THE STATES AND THE UNITED STATES.


Pennsylvania and the Federal Judiciary.

The Olmstead Case.

1809.

The following resolutions present the final phase in a conflict, of more than thirty years duration, between the United States and the State of Pennsylvania over their respective jurisdictions. This conflict grew out of the appeal of Gideon Olmstead from the judgment of the Pennsylvania Court of Admiralty, in regard to the distribution of the prize money in the case of the sloop "Active," in 1778, to the Committee of Appeals of Congress.[1] This Committee reversed the decision, but their jurisdiction was denied by the Legislature and the other State authorities, and the enforcement of the decree was successfully withstood by the State until 1808. In that year the dispute was revived by the application of the Attorney General to the Supreme Court, in behalf of Olmstead, for a writ of mandamus commanding Judge Peters of the District Court to enforce the judgment previously given (1779).
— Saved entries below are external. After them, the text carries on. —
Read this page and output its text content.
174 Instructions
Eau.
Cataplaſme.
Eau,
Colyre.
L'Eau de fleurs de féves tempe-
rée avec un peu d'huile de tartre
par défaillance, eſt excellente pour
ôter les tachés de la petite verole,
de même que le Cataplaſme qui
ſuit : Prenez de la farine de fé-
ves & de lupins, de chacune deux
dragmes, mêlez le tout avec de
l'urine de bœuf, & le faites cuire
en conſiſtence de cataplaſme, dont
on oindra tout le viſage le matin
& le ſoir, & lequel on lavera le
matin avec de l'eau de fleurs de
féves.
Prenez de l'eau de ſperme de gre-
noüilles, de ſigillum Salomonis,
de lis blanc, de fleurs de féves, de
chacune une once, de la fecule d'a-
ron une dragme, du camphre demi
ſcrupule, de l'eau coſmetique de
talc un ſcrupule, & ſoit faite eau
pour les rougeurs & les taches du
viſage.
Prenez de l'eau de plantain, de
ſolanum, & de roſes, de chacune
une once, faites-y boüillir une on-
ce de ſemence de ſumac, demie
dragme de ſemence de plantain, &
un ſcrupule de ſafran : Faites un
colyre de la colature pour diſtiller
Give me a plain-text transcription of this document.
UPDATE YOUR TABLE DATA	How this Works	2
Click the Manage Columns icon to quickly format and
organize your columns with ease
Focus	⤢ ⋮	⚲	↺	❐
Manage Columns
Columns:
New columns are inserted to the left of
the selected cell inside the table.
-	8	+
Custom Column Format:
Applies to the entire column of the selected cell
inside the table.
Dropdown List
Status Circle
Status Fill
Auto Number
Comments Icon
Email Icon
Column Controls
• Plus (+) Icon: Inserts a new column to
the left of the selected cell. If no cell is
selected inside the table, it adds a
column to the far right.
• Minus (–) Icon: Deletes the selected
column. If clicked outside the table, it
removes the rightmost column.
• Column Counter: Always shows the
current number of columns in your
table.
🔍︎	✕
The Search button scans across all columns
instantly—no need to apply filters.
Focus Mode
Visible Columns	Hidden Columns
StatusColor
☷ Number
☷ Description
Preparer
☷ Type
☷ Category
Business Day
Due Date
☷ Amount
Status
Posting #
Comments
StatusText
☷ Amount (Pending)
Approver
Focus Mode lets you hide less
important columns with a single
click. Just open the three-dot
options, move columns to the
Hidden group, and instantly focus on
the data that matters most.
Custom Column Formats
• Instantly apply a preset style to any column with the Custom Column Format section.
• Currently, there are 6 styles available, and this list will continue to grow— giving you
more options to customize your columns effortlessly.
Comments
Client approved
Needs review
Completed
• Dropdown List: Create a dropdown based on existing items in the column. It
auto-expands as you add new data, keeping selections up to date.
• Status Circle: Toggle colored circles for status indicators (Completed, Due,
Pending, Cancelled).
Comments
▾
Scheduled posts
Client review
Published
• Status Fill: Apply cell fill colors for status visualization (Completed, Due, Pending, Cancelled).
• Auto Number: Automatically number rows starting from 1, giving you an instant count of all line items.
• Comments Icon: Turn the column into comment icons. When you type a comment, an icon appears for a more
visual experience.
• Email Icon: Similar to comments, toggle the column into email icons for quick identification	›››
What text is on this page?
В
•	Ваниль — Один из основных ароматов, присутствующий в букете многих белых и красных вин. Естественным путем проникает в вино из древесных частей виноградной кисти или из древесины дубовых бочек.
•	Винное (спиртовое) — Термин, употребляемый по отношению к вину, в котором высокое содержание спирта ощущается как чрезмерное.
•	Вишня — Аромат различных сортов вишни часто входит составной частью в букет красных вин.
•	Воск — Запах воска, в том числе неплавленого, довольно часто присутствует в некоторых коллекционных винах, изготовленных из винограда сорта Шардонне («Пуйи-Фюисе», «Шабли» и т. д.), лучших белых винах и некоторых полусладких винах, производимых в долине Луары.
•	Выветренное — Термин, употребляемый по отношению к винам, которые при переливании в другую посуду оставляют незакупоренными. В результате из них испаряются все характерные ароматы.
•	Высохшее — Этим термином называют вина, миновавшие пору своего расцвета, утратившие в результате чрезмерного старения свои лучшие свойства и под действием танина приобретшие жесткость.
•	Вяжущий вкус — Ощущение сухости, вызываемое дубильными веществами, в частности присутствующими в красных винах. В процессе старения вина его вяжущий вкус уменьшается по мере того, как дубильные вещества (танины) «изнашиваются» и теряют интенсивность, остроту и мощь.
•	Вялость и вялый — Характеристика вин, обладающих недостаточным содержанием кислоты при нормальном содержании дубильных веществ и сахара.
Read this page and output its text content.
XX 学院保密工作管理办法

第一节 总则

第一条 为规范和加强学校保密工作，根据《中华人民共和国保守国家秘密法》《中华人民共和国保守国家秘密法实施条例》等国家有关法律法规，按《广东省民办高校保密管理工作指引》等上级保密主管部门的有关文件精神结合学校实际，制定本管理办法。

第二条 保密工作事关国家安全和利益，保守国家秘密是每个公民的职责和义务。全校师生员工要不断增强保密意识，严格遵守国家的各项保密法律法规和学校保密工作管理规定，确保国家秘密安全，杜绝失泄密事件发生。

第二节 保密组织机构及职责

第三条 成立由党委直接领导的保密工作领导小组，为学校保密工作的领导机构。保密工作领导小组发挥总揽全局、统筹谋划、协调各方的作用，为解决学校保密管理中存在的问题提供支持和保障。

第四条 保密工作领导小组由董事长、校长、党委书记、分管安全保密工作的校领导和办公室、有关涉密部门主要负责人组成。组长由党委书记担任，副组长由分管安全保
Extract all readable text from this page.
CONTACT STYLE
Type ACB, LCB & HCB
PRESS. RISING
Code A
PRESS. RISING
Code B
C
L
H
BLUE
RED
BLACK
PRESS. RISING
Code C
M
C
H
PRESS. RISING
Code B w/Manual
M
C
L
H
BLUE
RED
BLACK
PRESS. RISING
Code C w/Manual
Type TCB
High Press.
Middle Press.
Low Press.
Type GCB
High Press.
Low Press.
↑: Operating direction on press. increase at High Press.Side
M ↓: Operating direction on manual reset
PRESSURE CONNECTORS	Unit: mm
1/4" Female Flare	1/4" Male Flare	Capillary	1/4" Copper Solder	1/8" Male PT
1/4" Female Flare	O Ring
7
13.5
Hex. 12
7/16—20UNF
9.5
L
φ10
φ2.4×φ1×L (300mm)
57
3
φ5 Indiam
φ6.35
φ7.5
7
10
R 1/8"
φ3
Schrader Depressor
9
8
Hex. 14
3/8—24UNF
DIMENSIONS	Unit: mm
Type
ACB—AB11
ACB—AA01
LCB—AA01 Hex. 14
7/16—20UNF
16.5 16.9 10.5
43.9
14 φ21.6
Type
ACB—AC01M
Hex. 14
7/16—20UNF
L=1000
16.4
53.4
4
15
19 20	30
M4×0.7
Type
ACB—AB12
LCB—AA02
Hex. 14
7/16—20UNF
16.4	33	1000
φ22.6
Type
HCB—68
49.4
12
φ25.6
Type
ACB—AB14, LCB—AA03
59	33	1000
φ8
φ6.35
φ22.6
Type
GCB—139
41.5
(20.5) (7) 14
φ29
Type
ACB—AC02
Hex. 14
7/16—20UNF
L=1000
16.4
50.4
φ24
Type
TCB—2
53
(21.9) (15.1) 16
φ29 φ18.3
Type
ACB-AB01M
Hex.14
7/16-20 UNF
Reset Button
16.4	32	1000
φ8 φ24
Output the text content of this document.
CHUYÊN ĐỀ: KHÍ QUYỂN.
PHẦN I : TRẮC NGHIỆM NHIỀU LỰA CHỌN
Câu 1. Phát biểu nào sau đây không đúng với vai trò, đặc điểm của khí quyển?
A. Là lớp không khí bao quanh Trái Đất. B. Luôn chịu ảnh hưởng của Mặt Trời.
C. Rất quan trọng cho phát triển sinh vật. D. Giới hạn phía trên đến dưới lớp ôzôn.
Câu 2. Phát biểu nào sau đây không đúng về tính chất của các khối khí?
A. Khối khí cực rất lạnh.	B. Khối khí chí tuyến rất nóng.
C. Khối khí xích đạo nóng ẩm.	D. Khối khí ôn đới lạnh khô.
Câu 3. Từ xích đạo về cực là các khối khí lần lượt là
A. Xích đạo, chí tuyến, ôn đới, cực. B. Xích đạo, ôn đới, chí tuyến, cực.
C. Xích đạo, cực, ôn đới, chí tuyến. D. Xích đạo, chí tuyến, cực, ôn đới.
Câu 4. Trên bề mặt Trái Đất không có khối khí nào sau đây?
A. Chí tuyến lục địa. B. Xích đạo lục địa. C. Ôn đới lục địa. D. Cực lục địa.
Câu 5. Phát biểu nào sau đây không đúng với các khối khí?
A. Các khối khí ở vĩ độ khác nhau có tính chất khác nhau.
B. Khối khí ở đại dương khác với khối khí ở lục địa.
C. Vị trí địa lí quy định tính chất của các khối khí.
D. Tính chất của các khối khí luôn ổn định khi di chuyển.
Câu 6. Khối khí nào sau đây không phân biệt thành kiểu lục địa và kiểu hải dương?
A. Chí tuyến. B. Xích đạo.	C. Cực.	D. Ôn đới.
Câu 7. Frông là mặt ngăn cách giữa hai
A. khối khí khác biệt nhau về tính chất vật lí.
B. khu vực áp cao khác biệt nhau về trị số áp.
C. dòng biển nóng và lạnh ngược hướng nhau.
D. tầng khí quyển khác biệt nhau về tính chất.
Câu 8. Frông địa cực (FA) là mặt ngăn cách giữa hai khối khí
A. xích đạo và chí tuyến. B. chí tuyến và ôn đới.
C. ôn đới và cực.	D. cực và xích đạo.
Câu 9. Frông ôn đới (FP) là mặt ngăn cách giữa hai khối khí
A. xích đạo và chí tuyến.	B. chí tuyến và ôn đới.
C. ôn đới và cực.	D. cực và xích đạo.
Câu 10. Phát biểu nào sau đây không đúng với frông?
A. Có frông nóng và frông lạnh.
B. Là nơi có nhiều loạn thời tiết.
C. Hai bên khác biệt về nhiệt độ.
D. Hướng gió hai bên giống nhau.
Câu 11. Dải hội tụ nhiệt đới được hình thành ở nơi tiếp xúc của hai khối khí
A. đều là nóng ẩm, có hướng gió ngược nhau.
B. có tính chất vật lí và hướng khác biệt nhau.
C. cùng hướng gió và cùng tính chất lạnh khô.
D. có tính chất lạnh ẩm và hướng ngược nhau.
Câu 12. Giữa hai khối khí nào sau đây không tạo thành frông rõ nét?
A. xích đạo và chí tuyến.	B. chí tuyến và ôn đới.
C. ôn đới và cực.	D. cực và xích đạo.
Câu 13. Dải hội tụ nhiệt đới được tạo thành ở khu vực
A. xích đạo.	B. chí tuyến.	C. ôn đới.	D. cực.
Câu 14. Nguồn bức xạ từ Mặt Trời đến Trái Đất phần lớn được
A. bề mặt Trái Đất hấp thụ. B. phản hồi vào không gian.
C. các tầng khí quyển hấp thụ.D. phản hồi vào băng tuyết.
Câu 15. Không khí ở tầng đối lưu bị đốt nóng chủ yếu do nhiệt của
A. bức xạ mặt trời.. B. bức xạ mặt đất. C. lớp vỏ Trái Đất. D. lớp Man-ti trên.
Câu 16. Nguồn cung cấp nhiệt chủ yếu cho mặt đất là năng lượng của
The application was granted by Chief Justice Marshall, February 23, 1809, in one of his most characteristic and important opinions, in which he solemnly declared, "If the legislatures of the several States may, at will, annul the judgments of the Courts of the United States, and destroy the rights acquired under those judgments, the constitution itself becomes a solemn mockery; and the nation is deprived of the means of enforcing its laws by the instrumentality of its own tribunals." (U. S. v. Peters, 5 Cranch, 136.) Judge Peters issued the writ, but the attempt of the United States Marshal to serve it was resisted by a brigade of the State militia, under the command of General Bright, which had been called out by Governor Snyder, February 27, 1809. The Marshal thereupon summoned a posse-comitatus of two thousand men, but in order to avoid bloodshed, fixed the day for the service of the warrant to three weeks ahead. In the mean time

  1. For action of New Hampshire in a similar case, cf. ante, pp. 11–15.